Salvemini notes that in the central nervous system, Cisplatin increases levels of the potent signaling molecule sphingosine-1-phosphate (S1P), which contributes to the development of CRCI through activation of S1P receptor subtype 1 (S1PR1) on astrocytes and S1PR1-driven mitochondrial dysfunction and neuroinflammatory processes. Mechanistically, she says the team revealed that cisplatin-induced S1P formation is mediated by the toll-like receptor 4.
Their findings bridge the gaps in understanding the molecular mechanisms underlying CRCI and identify a novel target for therapeutic intervention with functional S1PR1 antagonists. Importantly, S1PR1 antagonists do not interfere with the efficacy of chemotherapy as they and others have shown in previous work and can also block tumor cell growth, inflammation and metastasis.
“Our findings are fascinating since two functional S1PR1 antagonists are already FDA-approved for treating multiple sclerosis,” Salvemini said. “Repurposing these drugs to prevent CRCI would be a groundbreaking shift towards enhancing patient quality of life in cancer treatment.”

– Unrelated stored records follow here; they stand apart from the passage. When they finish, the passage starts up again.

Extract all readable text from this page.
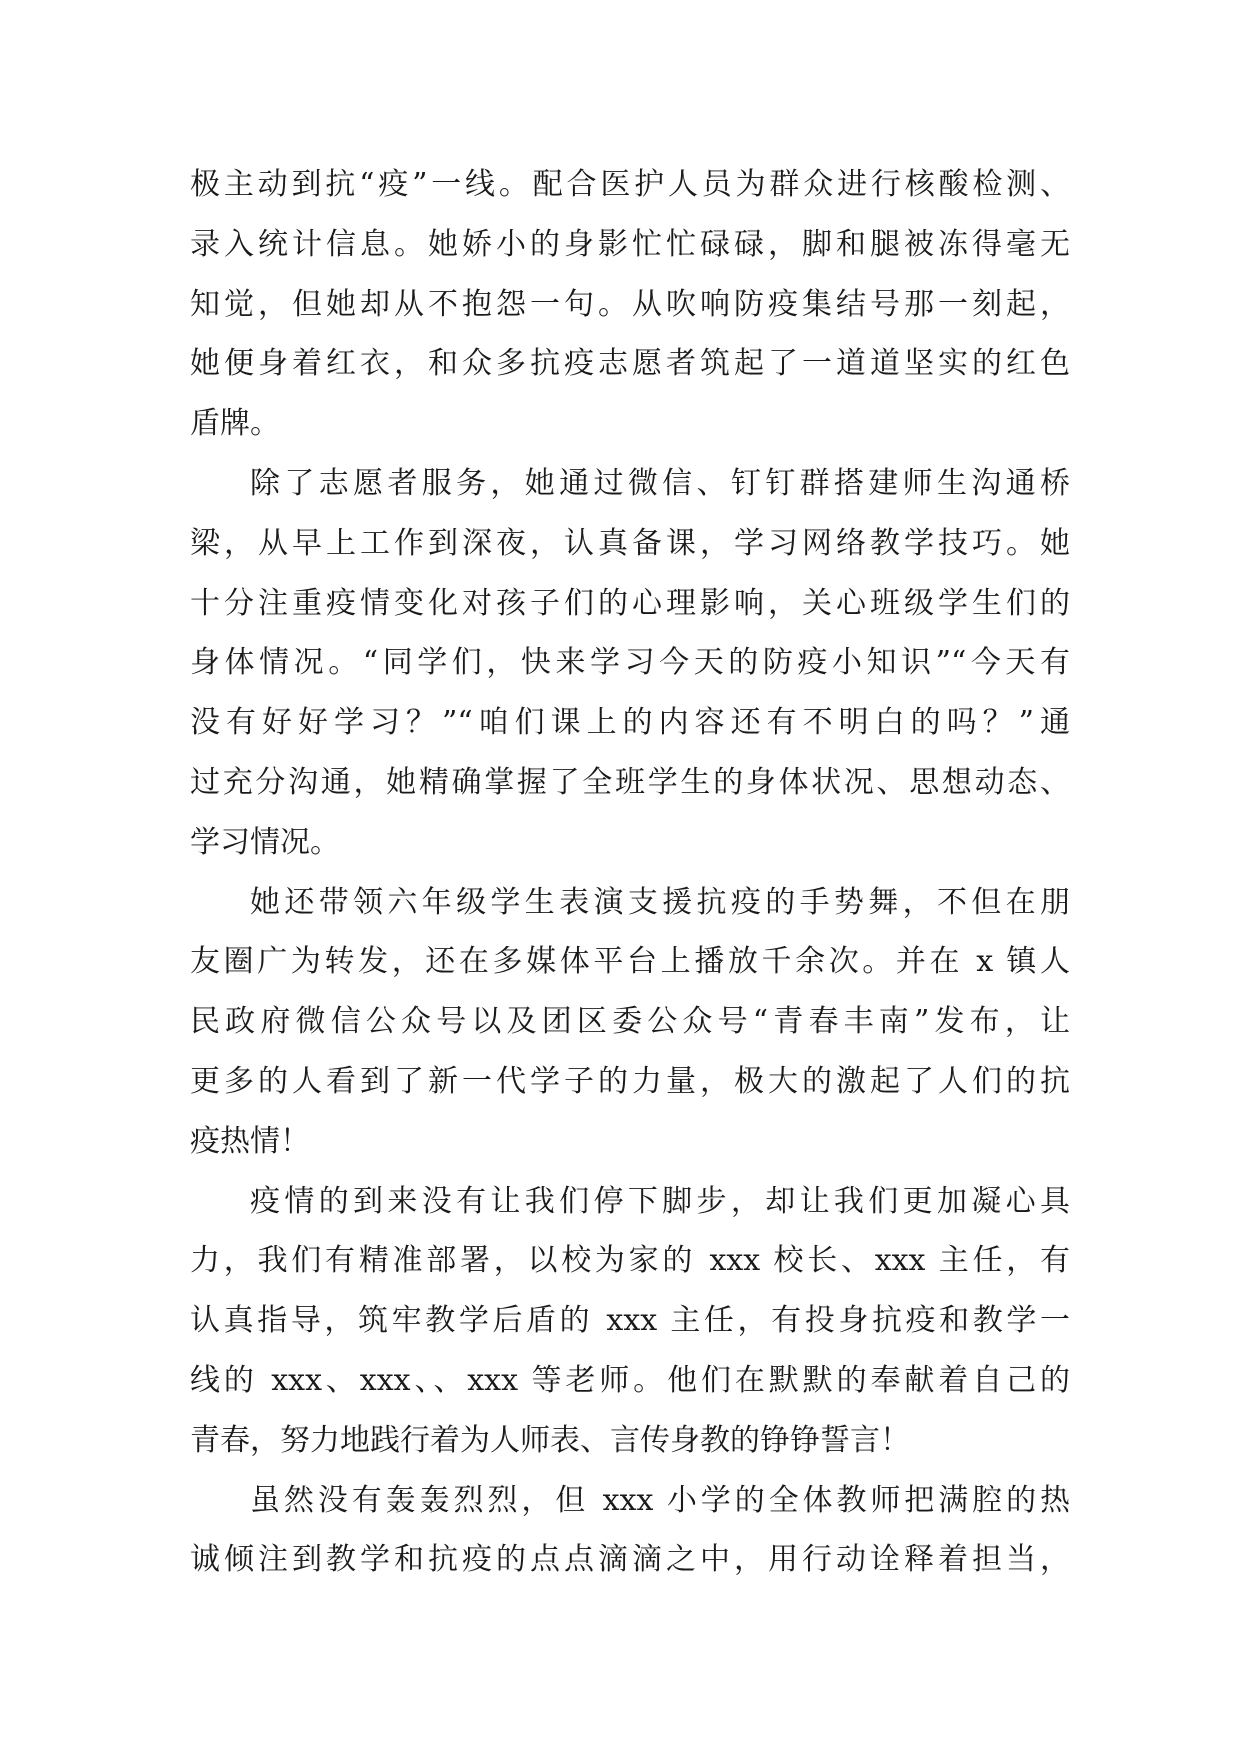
极主动到抗“疫”一线。配合医护人员为群众进行核酸检测、
录入统计信息。她娇小的身影忙忙碌碌，脚和腿被冻得毫无
知觉，但她却从不抱怨一句。从吹响防疫集结号那一刻起，
她便身着红衣，和众多抗疫志愿者筑起了一道道坚实的红色
盾牌。
除了志愿者服务，她通过微信、钉钉群搭建师生沟通桥
梁，从早上工作到深夜，认真备课，学习网络教学技巧。她
十分注重疫情变化对孩子们的心理影响，关心班级学生们的
身体情况。“同学们，快来学习今天的防疫小知识”“今天有
没有好好学习？”“咱们课上的内容还有不明白的吗？”通
过充分沟通，她精确掌握了全班学生的身体状况、思想动态、
学习情况。
她还带领六年级学生表演支援抗疫的手势舞，不但在朋
友圈广为转发，还在多媒体平台上播放千余次。并在 x 镇人
民政府微信公众号以及团区委公众号“青春丰南”发布，让
更多的人看到了新一代学子的力量，极大的激起了人们的抗
疫热情！
疫情的到来没有让我们停下脚步，却让我们更加凝心具
力，我们有精准部署，以校为家的 xxx 校长、xxx 主任，有
认真指导，筑牢教学后盾的 xxx 主任，有投身抗疫和教学一
线的 xxx、xxx、、xxx 等老师。他们在默默的奉献着自己的
青春，努力地践行着为人师表、言传身教的铮铮誓言！
虽然没有轰轰烈烈，但 xxx 小学的全体教师把满腔的热
诚倾注到教学和抗疫的点点滴滴之中，用行动诠释着担当，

In previous studies, Salvemini pioneered research on a treatment for neuropathic pain that could provide the first alternative to ineffective steroids and addictive opioids. Work from Salvemini’s lab established that altered S1PR1 signaling in the central nervous system in response to chemotherapy also contributes to chemotherapy-induced neuropathic pain, another central neurotoxicity of cancer treatment. This work fueled two ongoing NCI clinical trials to test the potential use of Gilenya, a drug approved to treat multiple sclerosis, to prevent neuropathic pain in patients with breast cancer treated with Paclitaxel.
“Our work is very translational,” Salvemini said. “We try to understand the mechanisms at the molecular level, identify the targets, work with our chemists to make new drugs to target that specific pathway, test it, and then take the necessary steps to move along this compound until it is ready to be studied in a clinical trial.”